Monday, September 10, 2012

Westpac engaging business customers

I often walk past the Westpac branch on the corner of Collins and Swanston. It's a bank branch that offers the regular services you'd expect of a bank, but it has something that makes it unique for banks in the CBD.

This branch has a shop window that is passed by tens of thousands people every day, but there are plenty of banks like that. What's unique about this branch is that its windows are not filled with posters of the latest home loan or term deposit rates, rather its lovingly merchandised with products from one if its business banking customers. Each month a different customer gets a turn.

What a great offer for valued customers, something I'm sure many of these small business customers could never think to afford.

I don't have a business so I'm not really sure what the most important thing a business bank can do to satisfy its customers, but handing over high street window space is a good start.

I wonder if this is one if the factors that makes Westpac have the highest business banking satisfaction of the Big Four.

*disclaimer: I work for Roy Morgan, which is one of the reasons I get thinking about customer satisfaction quite a bit.

Sunday, September 9, 2012

Advertising and sponsorship, the Olympics and Paralympics

These past two weeks I have been totally wrapped up in the Paralympics. A lot has to do with how well Australia is doing, but I have also enjoyed the ABC's commentary and programming.

The mix of expert comments and entertainment, especially the nightly panel was totally engaging - a real lesson in how to engage an audience.

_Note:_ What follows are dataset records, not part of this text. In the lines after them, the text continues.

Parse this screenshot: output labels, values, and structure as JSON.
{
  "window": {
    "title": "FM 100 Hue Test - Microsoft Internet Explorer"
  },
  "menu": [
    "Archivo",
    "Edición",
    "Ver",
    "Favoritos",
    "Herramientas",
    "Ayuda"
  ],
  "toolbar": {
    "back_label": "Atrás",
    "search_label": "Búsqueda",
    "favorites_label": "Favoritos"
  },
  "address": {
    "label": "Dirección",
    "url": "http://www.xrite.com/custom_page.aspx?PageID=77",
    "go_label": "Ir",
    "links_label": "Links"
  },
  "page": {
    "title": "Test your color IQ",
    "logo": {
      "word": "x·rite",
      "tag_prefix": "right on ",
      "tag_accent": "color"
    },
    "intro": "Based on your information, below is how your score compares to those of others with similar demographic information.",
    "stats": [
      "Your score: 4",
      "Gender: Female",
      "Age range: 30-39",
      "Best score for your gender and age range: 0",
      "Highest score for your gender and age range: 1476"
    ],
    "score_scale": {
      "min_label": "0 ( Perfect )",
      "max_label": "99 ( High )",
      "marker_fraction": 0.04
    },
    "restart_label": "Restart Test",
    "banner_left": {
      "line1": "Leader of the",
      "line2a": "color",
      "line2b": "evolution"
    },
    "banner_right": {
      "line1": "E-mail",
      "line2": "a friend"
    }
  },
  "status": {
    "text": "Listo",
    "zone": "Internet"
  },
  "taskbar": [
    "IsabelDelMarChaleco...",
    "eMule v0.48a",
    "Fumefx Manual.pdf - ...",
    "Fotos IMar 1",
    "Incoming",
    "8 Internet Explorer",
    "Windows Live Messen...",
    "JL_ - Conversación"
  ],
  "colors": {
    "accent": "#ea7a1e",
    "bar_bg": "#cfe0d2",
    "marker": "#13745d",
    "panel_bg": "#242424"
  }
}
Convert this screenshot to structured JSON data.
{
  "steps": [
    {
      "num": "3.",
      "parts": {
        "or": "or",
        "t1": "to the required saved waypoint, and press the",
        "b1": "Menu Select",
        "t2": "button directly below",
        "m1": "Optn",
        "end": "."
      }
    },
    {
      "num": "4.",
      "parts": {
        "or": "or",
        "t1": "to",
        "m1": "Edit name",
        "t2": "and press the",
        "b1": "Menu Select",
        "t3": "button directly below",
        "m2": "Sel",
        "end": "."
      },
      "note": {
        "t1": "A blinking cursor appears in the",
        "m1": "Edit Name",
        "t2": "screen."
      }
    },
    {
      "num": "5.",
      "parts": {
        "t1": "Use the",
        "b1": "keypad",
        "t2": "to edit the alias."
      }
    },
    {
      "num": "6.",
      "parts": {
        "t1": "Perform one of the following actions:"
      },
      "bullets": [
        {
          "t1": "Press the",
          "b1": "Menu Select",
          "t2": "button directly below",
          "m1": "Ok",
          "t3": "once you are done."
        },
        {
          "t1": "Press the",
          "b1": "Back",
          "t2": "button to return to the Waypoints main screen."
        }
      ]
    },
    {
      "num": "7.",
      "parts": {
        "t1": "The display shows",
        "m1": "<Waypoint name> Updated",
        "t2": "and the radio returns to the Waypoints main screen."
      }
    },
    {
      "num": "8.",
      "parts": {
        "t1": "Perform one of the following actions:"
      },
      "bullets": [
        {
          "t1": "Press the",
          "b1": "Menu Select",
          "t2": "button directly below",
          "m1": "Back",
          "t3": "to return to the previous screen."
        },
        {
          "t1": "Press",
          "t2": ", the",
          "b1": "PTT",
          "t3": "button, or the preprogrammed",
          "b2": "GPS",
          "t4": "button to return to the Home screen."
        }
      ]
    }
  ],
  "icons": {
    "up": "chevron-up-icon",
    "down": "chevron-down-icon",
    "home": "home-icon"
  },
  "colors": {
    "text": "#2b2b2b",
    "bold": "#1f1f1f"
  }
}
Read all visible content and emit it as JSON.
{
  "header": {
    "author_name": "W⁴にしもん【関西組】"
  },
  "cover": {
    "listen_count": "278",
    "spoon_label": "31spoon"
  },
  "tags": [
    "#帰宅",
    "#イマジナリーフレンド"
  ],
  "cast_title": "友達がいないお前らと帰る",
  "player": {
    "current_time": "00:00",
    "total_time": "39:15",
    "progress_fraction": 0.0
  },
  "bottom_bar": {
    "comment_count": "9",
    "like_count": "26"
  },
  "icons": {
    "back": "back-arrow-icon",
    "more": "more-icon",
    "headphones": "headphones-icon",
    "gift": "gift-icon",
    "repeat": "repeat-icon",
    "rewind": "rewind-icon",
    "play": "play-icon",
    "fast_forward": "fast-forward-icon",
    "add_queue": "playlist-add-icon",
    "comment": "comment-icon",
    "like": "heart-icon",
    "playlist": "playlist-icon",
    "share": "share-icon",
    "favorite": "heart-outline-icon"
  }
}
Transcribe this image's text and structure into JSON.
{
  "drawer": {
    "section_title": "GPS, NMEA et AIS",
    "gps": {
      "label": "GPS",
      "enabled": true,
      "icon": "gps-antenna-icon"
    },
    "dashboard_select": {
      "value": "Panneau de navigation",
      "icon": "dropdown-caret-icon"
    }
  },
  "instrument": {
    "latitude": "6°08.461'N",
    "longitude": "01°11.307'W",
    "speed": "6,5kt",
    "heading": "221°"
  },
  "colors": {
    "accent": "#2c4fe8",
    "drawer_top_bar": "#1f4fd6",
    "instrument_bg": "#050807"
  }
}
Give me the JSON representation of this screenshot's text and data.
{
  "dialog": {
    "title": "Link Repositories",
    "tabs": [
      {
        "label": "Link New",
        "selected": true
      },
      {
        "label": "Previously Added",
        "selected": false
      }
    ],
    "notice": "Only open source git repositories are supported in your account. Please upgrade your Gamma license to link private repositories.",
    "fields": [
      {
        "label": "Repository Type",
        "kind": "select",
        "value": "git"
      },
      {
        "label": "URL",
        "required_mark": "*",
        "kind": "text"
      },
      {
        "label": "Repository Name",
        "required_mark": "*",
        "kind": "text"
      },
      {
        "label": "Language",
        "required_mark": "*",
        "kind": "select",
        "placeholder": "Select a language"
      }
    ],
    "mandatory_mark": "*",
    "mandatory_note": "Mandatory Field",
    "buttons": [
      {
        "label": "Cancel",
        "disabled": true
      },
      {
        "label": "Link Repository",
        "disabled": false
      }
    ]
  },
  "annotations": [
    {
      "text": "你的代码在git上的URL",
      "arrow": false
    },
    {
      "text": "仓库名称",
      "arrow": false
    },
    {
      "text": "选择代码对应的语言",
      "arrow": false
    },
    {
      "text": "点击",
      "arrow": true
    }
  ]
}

But probably the biggest difference I noticed between the Olympics and Paralympics was the difference in advertising and sponsorship. Unlike the Olympics, in the Paralympics sponsors are able to advertise within venues, thus getting their branding within the sports broadcast.

In the Olympics this is banned, thus sponsors rely on commercial tv advertising. And this was probably the thing that most turned me off channel nine's Olympics broadcast. The continuous ad breaks required to payback the broadcast rights made the already lackluster programming lineup even worse.

It leads me to ask, could there be a different sponsorship model for the Olympics where sponsors pay more for in-venue advertising (a reality of all modern sports) in exchange for non-commercial, or at least limited commercial  broadcasts?

I imagine that is one dream too large.